To this day, making the swim under that raft is one of the scariest memories I have.  I knew people drowned in the lake, had heard the stories and knew the dangers.  Under the raft the water was cold and dark, black like the entrance to a cave where something bad was either trapped or waiting to trap you.  I used to imagine the lake being hungry, like some angry being that required a sacrifice and would not be satisfied until it had taken the life and absorbed the essence of yet one more swimmer.

It is a strange two-sided remembrance, however, because while the thought of being snagged beneath the raft terrified me, stretching out face down on its surface in hot sunshine was bliss.  The feel of wind on wet skin, hearing the waves lap against the sides and slowly inhaling, exhaling, going within to just be.

It’s odd how smells imprint themselves on us and bring images and sensations from days long ago.  One dank whiff and I saw the wind in the poplars, the ducks foraging along the banks, the fishermen eschewing the beach and heading down the dirt road for the far shore, cups of worms and the horrid stink bait in their coolers.  I remember wading in up to my waist and seeing fish swimming around my legs.  No matter the species I always called them Perch since that was mostly what I knew.

The summer I worked at the lake as a lifeguard some of the magic dimmed. That year there were carpets of moss floating, attaching spiny strands to the limbs and hair of swimmers, causing me more than one nightmare about someone drowning.  There were sand fleas.  Duck poop.  People left mounds of ugly cigarette butts that had to be picked up before I could rake the beach.  Daily I blew my whistle at kids playing with the buoys that separated shallow from deep because I had to wade out and restring them again.  There were nosebleeds, broken chaise loungers, missing rings, earrings, lost club cards and many other things that no longer matter.  My formal introduction to responsibility and the world of working adults brought an end to those sensory rich summers lived at the lake.
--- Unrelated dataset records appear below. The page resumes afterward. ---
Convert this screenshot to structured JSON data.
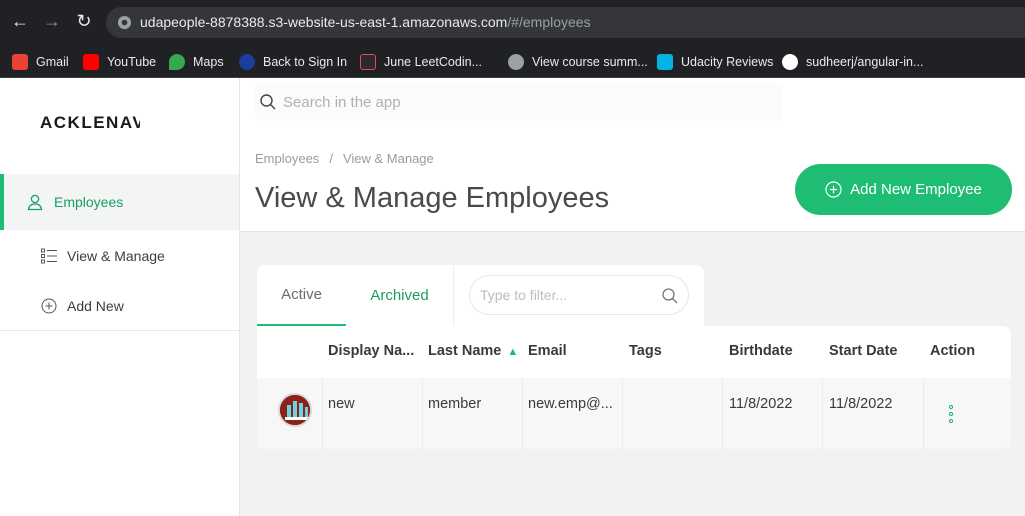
{
  "browser": {
    "url_host": "udapeople-8878388.s3-website-us-east-1.amazonaws.com",
    "url_path": "/#/employees",
    "bookmarks": [
      {
        "label": "Gmail",
        "icon": "gmail-icon",
        "color": "#ea4335"
      },
      {
        "label": "YouTube",
        "icon": "youtube-icon",
        "color": "#ff0000"
      },
      {
        "label": "Maps",
        "icon": "maps-icon",
        "color": "#34a853"
      },
      {
        "label": "Back to Sign In",
        "icon": "globe-icon",
        "color": "#1a3e9c"
      },
      {
        "label": "June LeetCodin...",
        "icon": "rocket-icon",
        "color": "#e94560"
      },
      {
        "label": "View course summ...",
        "icon": "globe-icon",
        "color": "#9aa0a6"
      },
      {
        "label": "Udacity Reviews",
        "icon": "udacity-icon",
        "color": "#02b3e4"
      },
      {
        "label": "sudheerj/angular-in...",
        "icon": "github-icon",
        "color": "#ffffff"
      }
    ]
  },
  "sidebar": {
    "logo": "ACKLENAVENUE",
    "items": [
      {
        "label": "Employees",
        "icon": "user-icon",
        "active": true
      },
      {
        "label": "View & Manage",
        "icon": "list-icon",
        "active": false
      },
      {
        "label": "Add New",
        "icon": "plus-circle-icon",
        "active": false
      }
    ]
  },
  "header": {
    "search_placeholder": "Search in the app",
    "breadcrumb": [
      "Employees",
      "View & Manage"
    ],
    "breadcrumb_sep": "/",
    "title": "View & Manage Employees",
    "add_button": "Add New Employee"
  },
  "tabs": {
    "active": "Active",
    "archived": "Archived",
    "filter_placeholder": "Type to filter..."
  },
  "table": {
    "columns": [
      "Display Na...",
      "Last Name",
      "Email",
      "Tags",
      "Birthdate",
      "Start Date",
      "Action"
    ],
    "sorted_column": "Last Name",
    "rows": [
      {
        "display_name": "new",
        "last_name": "member",
        "email": "new.emp@...",
        "tags": "",
        "birthdate": "11/8/2022",
        "start_date": "11/8/2022"
      }
    ]
  },
  "colors": {
    "accent": "#1fbc73",
    "accent_text": "#1a9d63",
    "chrome_bg": "#202124"
  }
}
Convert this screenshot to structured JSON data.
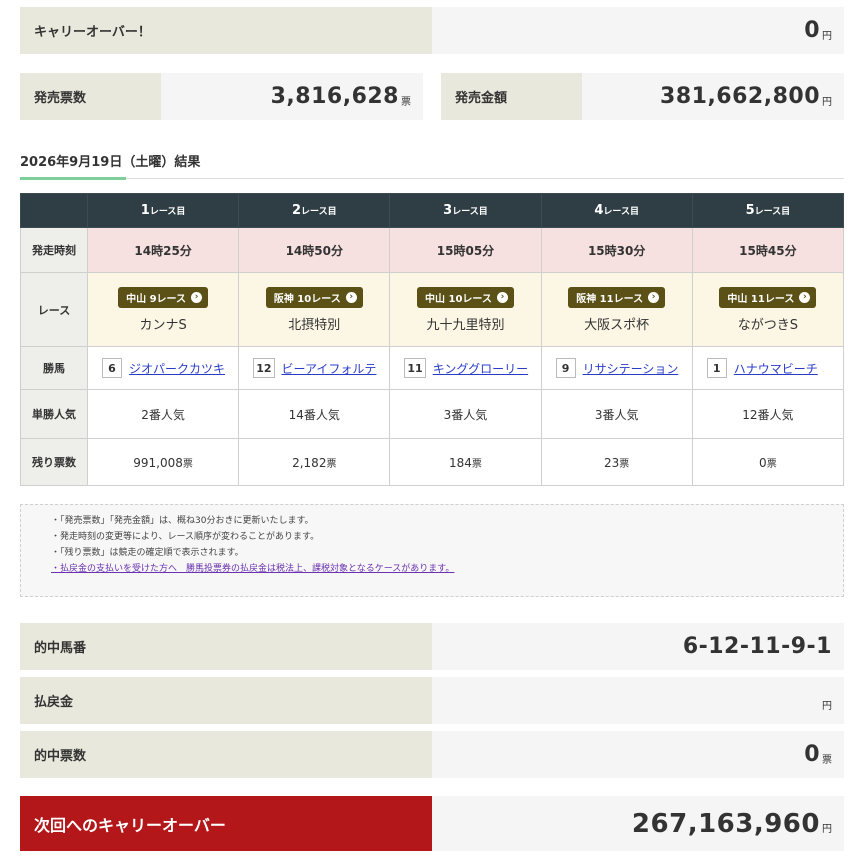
{
  "carryover": {
    "label": "キャリーオーバー！",
    "value": "0",
    "unit": "円"
  },
  "sales": {
    "tickets_label": "発売票数",
    "tickets_value": "3,816,628",
    "tickets_unit": "票",
    "amount_label": "発売金額",
    "amount_value": "381,662,800",
    "amount_unit": "円"
  },
  "result_header": "2026年9月19日（土曜）結果",
  "table": {
    "headers": [
      {
        "num": "1",
        "suffix": "レース目"
      },
      {
        "num": "2",
        "suffix": "レース目"
      },
      {
        "num": "3",
        "suffix": "レース目"
      },
      {
        "num": "4",
        "suffix": "レース目"
      },
      {
        "num": "5",
        "suffix": "レース目"
      }
    ],
    "row_labels": {
      "time": "発走時刻",
      "race": "レース",
      "winner": "勝馬",
      "popularity": "単勝人気",
      "remaining": "残り票数"
    },
    "times": [
      "14時25分",
      "14時50分",
      "15時05分",
      "15時30分",
      "15時45分"
    ],
    "venues": [
      "中山 9レース",
      "阪神 10レース",
      "中山 10レース",
      "阪神 11レース",
      "中山 11レース"
    ],
    "race_names": [
      "カンナS",
      "北摂特別",
      "九十九里特別",
      "大阪スポ杯",
      "ながつきS"
    ],
    "winner_numbers": [
      "6",
      "12",
      "11",
      "9",
      "1"
    ],
    "winner_names": [
      "ジオパークカツキ",
      "ビーアイフォルテ",
      "キンググローリー",
      "リサシテーション",
      "ハナウマビーチ"
    ],
    "popularity": [
      "2番人気",
      "14番人気",
      "3番人気",
      "3番人気",
      "12番人気"
    ],
    "remaining": [
      "991,008",
      "2,182",
      "184",
      "23",
      "0"
    ],
    "remaining_unit": "票"
  },
  "notes": [
    "・「発売票数」「発売金額」は、概ね30分おきに更新いたします。",
    "・発走時刻の変更等により、レース順序が変わることがあります。",
    "・「残り票数」は競走の確定順で表示されます。",
    "・払戻金の支払いを受けた方へ　勝馬投票券の払戻金は税法上、課税対象となるケースがあります。"
  ],
  "results": {
    "winning_label": "的中馬番",
    "winning_value": "6-12-11-9-1",
    "payout_label": "払戻金",
    "payout_value": "",
    "payout_unit": "円",
    "hits_label": "的中票数",
    "hits_value": "0",
    "hits_unit": "票"
  },
  "next_carryover": {
    "label": "次回へのキャリーオーバー",
    "value": "267,163,960",
    "unit": "円"
  },
  "colors": {
    "label_bg": "#e9e8dc",
    "header_bg": "#2f3e45",
    "carry_red": "#b3171a",
    "pill": "#5b5016"
  }
}
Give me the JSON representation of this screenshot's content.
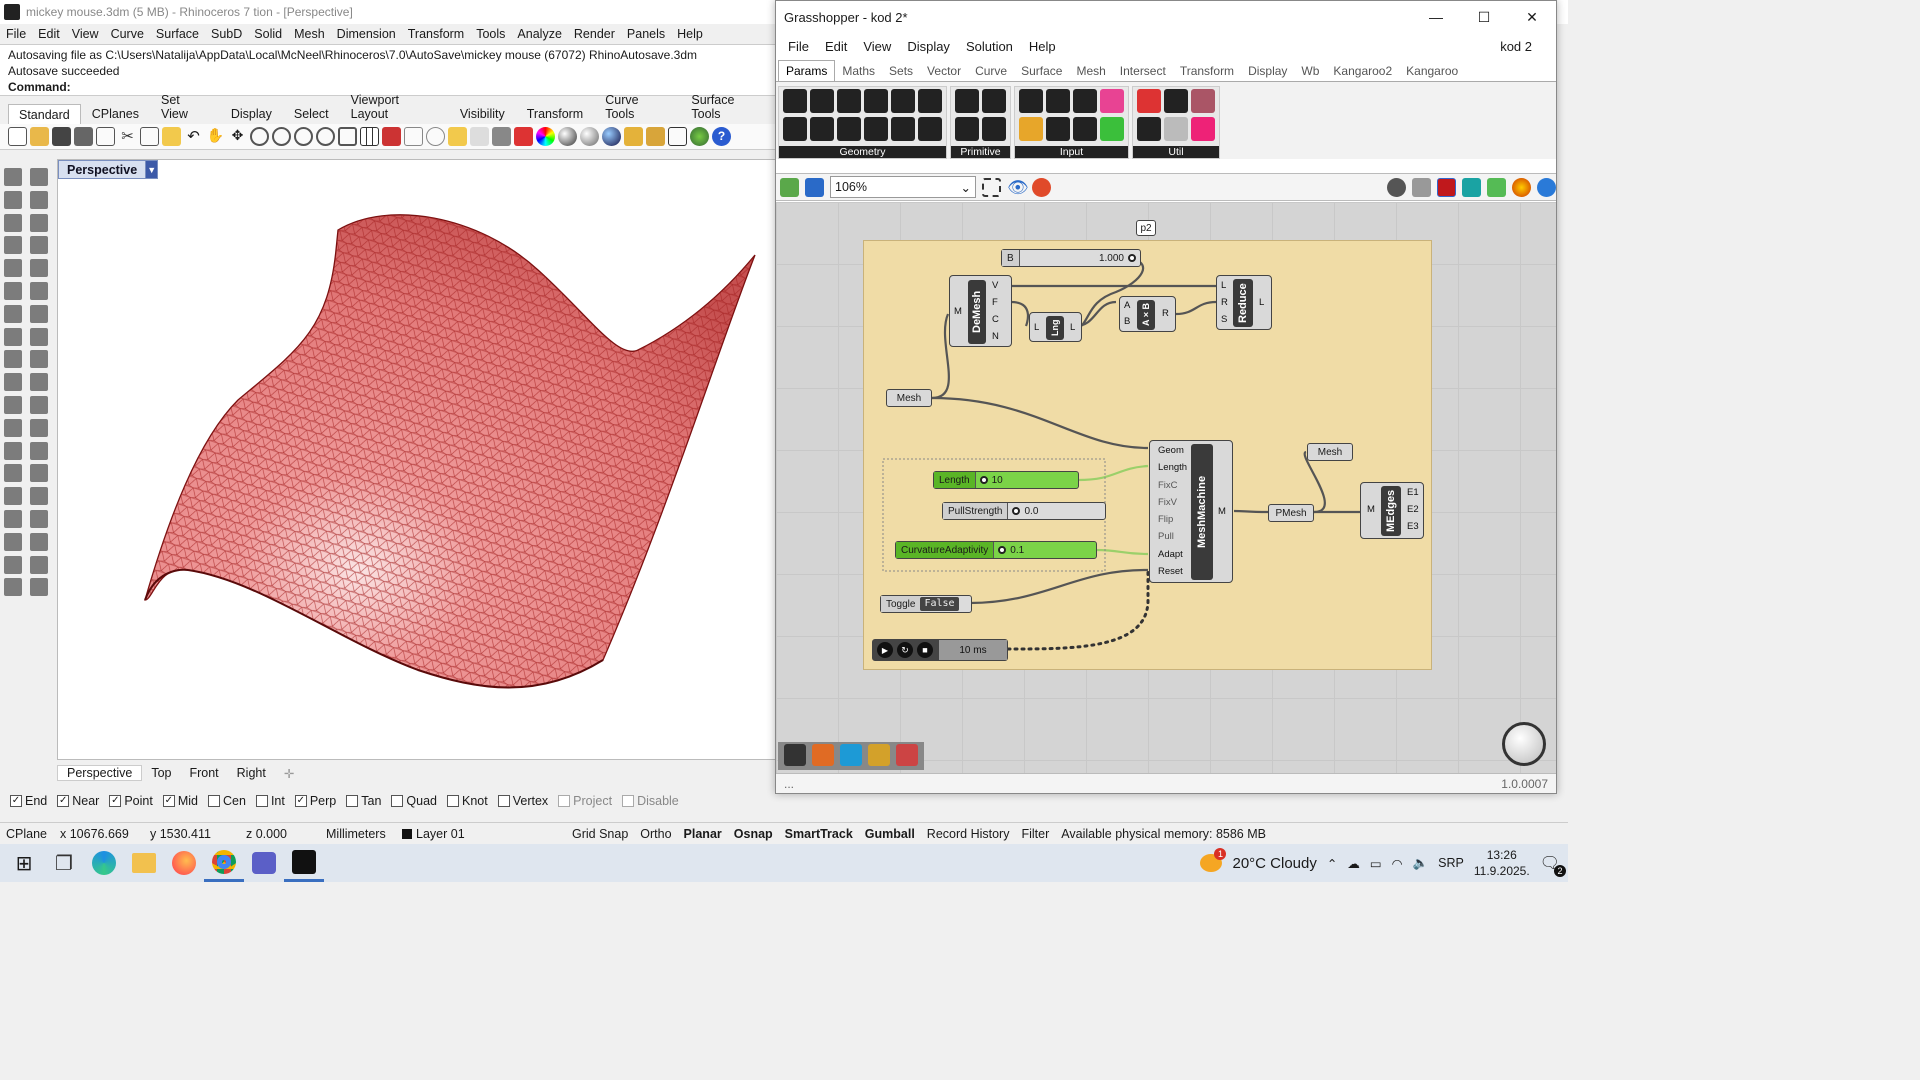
{
  "rhino": {
    "title": "mickey mouse.3dm (5 MB) - Rhinoceros 7 tion - [Perspective]",
    "menu": [
      "File",
      "Edit",
      "View",
      "Curve",
      "Surface",
      "SubD",
      "Solid",
      "Mesh",
      "Dimension",
      "Transform",
      "Tools",
      "Analyze",
      "Render",
      "Panels",
      "Help"
    ],
    "history": [
      "Autosaving file as C:\\Users\\Natalija\\AppData\\Local\\McNeel\\Rhinoceros\\7.0\\AutoSave\\mickey mouse (67072) RhinoAutosave.3dm",
      "Autosave succeeded"
    ],
    "command_label": "Command:",
    "toolbar_tabs": [
      "Standard",
      "CPlanes",
      "Set View",
      "Display",
      "Select",
      "Viewport Layout",
      "Visibility",
      "Transform",
      "Curve Tools",
      "Surface Tools"
    ],
    "viewport_title": "Perspective",
    "viewport_tabs": [
      "Perspective",
      "Top",
      "Front",
      "Right"
    ],
    "osnap": [
      {
        "label": "End",
        "checked": true
      },
      {
        "label": "Near",
        "checked": true
      },
      {
        "label": "Point",
        "checked": true
      },
      {
        "label": "Mid",
        "checked": true
      },
      {
        "label": "Cen",
        "checked": false
      },
      {
        "label": "Int",
        "checked": false
      },
      {
        "label": "Perp",
        "checked": true
      },
      {
        "label": "Tan",
        "checked": false
      },
      {
        "label": "Quad",
        "checked": false
      },
      {
        "label": "Knot",
        "checked": false
      },
      {
        "label": "Vertex",
        "checked": false
      },
      {
        "label": "Project",
        "checked": false
      },
      {
        "label": "Disable",
        "checked": false
      }
    ],
    "status": {
      "cplane": "CPlane",
      "x": "x 10676.669",
      "y": "y 1530.411",
      "z": "z 0.000",
      "units": "Millimeters",
      "layer": "Layer 01",
      "toggles": [
        "Grid Snap",
        "Ortho",
        "Planar",
        "Osnap",
        "SmartTrack",
        "Gumball",
        "Record History",
        "Filter"
      ],
      "memory": "Available physical memory: 8586 MB"
    },
    "mesh_color": "#c83a3a"
  },
  "gh": {
    "title": "Grasshopper - kod 2*",
    "window_controls": [
      "—",
      "☐",
      "✕"
    ],
    "menu": [
      "File",
      "Edit",
      "View",
      "Display",
      "Solution",
      "Help"
    ],
    "doc_name": "kod 2",
    "tabs": [
      "Params",
      "Maths",
      "Sets",
      "Vector",
      "Curve",
      "Surface",
      "Mesh",
      "Intersect",
      "Transform",
      "Display",
      "Wb",
      "Kangaroo2",
      "Kangaroo"
    ],
    "ribbon_groups": [
      "Geometry",
      "Primitive",
      "Input",
      "Util"
    ],
    "zoom": "106%",
    "canvas": {
      "b_slider": {
        "label": "B",
        "value": "1.000"
      },
      "p2": "p2",
      "demesh": {
        "name": "DeMesh",
        "in": "M",
        "outs": [
          "V",
          "F",
          "C",
          "N"
        ]
      },
      "lng": {
        "name": "Lng",
        "in": "L",
        "out": "L"
      },
      "axb": {
        "name": "A×B",
        "ins": [
          "A",
          "B"
        ],
        "out": "R"
      },
      "reduce": {
        "name": "Reduce",
        "ins": [
          "L",
          "R",
          "S"
        ],
        "out": "L"
      },
      "mesh_param": "Mesh",
      "length_slider": {
        "label": "Length",
        "value": "10"
      },
      "pull_slider": {
        "label": "PullStrength",
        "value": "0.0"
      },
      "curv_slider": {
        "label": "CurvatureAdaptivity",
        "value": "0.1"
      },
      "toggle": {
        "label": "Toggle",
        "value": "False"
      },
      "timer": {
        "value": "10 ms"
      },
      "meshmachine": {
        "name": "MeshMachine",
        "ins": [
          "Geom",
          "Length",
          "FixC",
          "FixV",
          "Flip",
          "Pull",
          "Adapt",
          "Reset"
        ],
        "out": "M"
      },
      "mesh_out": "Mesh",
      "pmesh": "PMesh",
      "medges": {
        "name": "MEdges",
        "in": "M",
        "outs": [
          "E1",
          "E2",
          "E3"
        ]
      }
    },
    "status_left": "...",
    "version": "1.0.0007"
  },
  "taskbar": {
    "weather": "20°C Cloudy",
    "lang": "SRP",
    "time": "13:26",
    "date": "11.9.2025.",
    "notif_count": "2"
  }
}
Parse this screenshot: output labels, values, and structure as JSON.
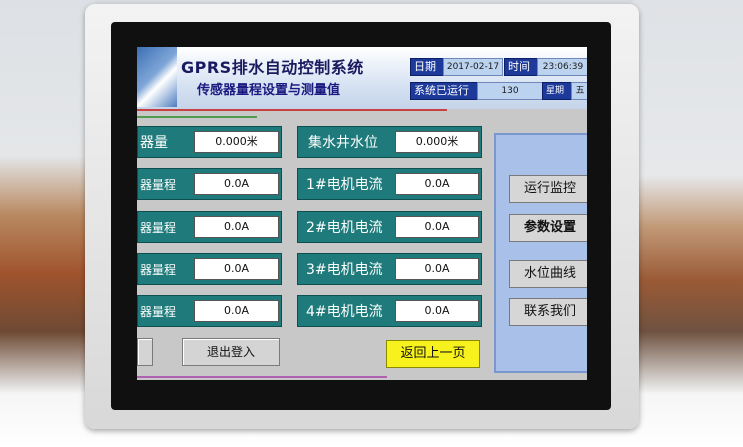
{
  "header": {
    "title": "GPRS排水自动控制系统",
    "subtitle": "传感器量程设置与测量值",
    "date_label": "日期",
    "date_value": "2017-02-17",
    "time_label": "时间",
    "time_value": "23:06:39",
    "runtime_label": "系统已运行",
    "runtime_value": "130",
    "weekday_label": "星期",
    "weekday_value": "五"
  },
  "left_rows": [
    {
      "label": "器量",
      "value": "0.000米"
    },
    {
      "label": "器量程",
      "value": "0.0A"
    },
    {
      "label": "器量程",
      "value": "0.0A"
    },
    {
      "label": "器量程",
      "value": "0.0A"
    },
    {
      "label": "器量程",
      "value": "0.0A"
    }
  ],
  "right_rows": [
    {
      "label": "集水井水位",
      "value": "0.000米"
    },
    {
      "label": "1#电机电流",
      "value": "0.0A"
    },
    {
      "label": "2#电机电流",
      "value": "0.0A"
    },
    {
      "label": "3#电机电流",
      "value": "0.0A"
    },
    {
      "label": "4#电机电流",
      "value": "0.0A"
    }
  ],
  "buttons": {
    "logout": "退出登入",
    "back": "返回上一页"
  },
  "side_nav": [
    "运行监控",
    "参数设置",
    "水位曲线",
    "联系我们"
  ],
  "colors": {
    "row_teal": "#1f7b7b",
    "header_blue": "#1d3a9b",
    "back_yellow": "#f7f21d",
    "side_panel": "#a9c0e8"
  }
}
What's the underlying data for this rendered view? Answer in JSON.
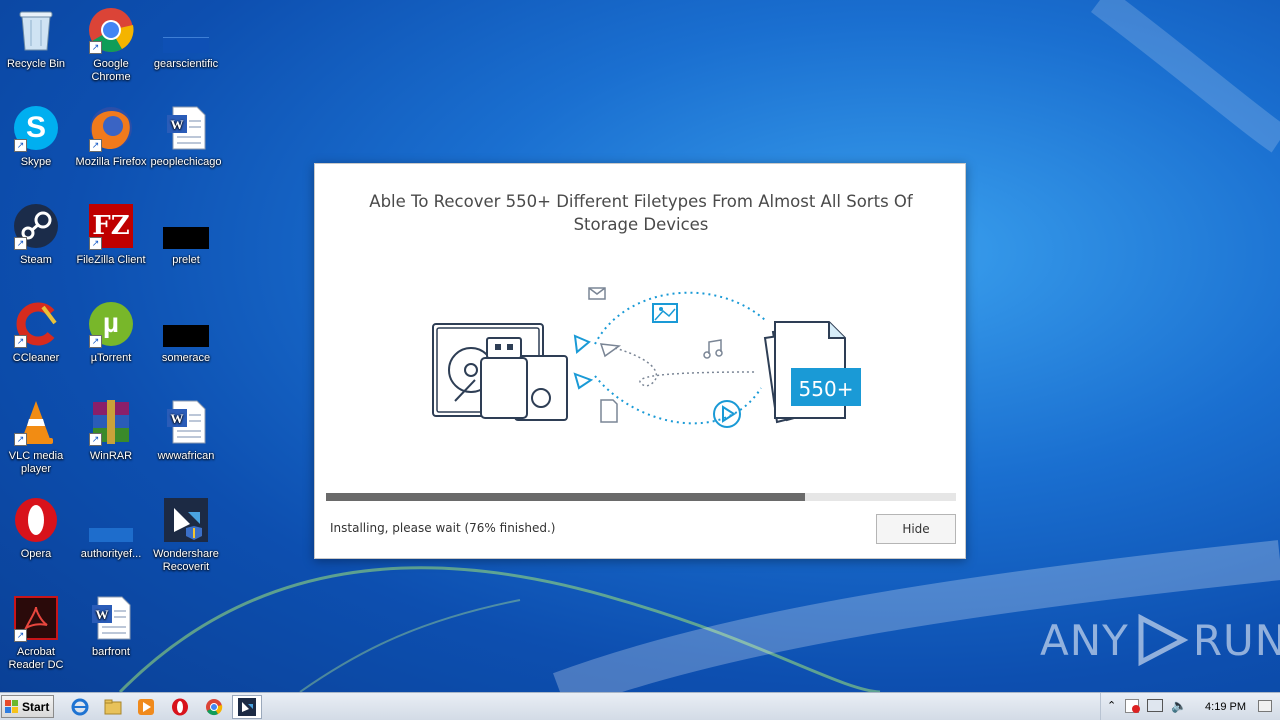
{
  "desktop": {
    "icons": [
      {
        "label": "Recycle Bin"
      },
      {
        "label": "Google Chrome"
      },
      {
        "label": "gearscientific"
      },
      {
        "label": "Skype"
      },
      {
        "label": "Mozilla Firefox"
      },
      {
        "label": "peoplechicago"
      },
      {
        "label": "Steam"
      },
      {
        "label": "FileZilla Client"
      },
      {
        "label": "prelet"
      },
      {
        "label": "CCleaner"
      },
      {
        "label": "µTorrent"
      },
      {
        "label": "somerace"
      },
      {
        "label": "VLC media player"
      },
      {
        "label": "WinRAR"
      },
      {
        "label": "wwwafrican"
      },
      {
        "label": "Opera"
      },
      {
        "label": "authorityef..."
      },
      {
        "label": "Wondershare Recoverit"
      },
      {
        "label": "Acrobat Reader DC"
      },
      {
        "label": "barfront"
      }
    ]
  },
  "installer": {
    "headline": "Able To Recover 550+ Different Filetypes From Almost All Sorts Of Storage Devices",
    "badge": "550+",
    "progress_fraction": 0.76,
    "status": "Installing, please wait (76% finished.)",
    "hide_label": "Hide",
    "accent_color": "#1a9ad6"
  },
  "taskbar": {
    "start_label": "Start",
    "clock": "4:19 PM"
  },
  "watermark": {
    "left": "ANY",
    "right": "RUN"
  }
}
One would think I might have included some of this in one of my novels, perhaps even the one with the word “Lake” in the title?  But no, it seems I’ve been holding these memories close to me, waiting for the right day, the right time, the right smell, to come along and remind me that those daring swims and blissful waves still lap inside me.

What My Father Did

•June 30, 2011 • 5 Comments

He once sang a song to me called Brother Lowdown, and when I heard the lyrics I asked him to sing it to me again.  “Now all you card players, crap shooters, bootleggers too, listen to me sinners and I’ll tell you what to do.  If you disobey me then you better be afraid, cause you know I totes a razor and I wields a wicked blade.”   My first published novel was born in the song my father sang to me that day.   He died not long after it was published, but he did get to hear it was nominated for Best First Novel by the HWA.  I like to think it made up for him being mad that I didn’t finish all those Zane Grey books he bought for me when I was younger.   My best memories of my father are those songs he sang and the poetry he could recite.  He was incredibly open minded for being a farm boy from Missouri.  He loved to sit for hours and look at the stars, and was extremely excited the first time he read Eric Von Daniken‘s Chariots of the Gods.  He could converse knowledgeably on just about any subject and could fix nearly anything.  For many years he lived alone, like me, but he always had books on his bedside table (and kept tires in his third bedroom.)  Like mine, his refrigerator could be pretty empty but for a six-pack of beer.  I’m not sure many people saw the cultured artistic soul I did when I looked at him.  Of course he never let most people see that side of him.  It wasn’t manly, and he was raised to be a hard-fisted hard-drinking man.   If anyone had told me that at my age I would still miss my father as much as I do, I would have scoffed.  But I miss him and all he gave to me.  I miss his arms and his songs and the extra special sense of closeness we shared the day we sat in the rain at a cancelled softball game and shared a pint of Peach Schnapps.  Yeah, I couldn’t believe he had it either,  but that was my dad, unpredictable in the best ways.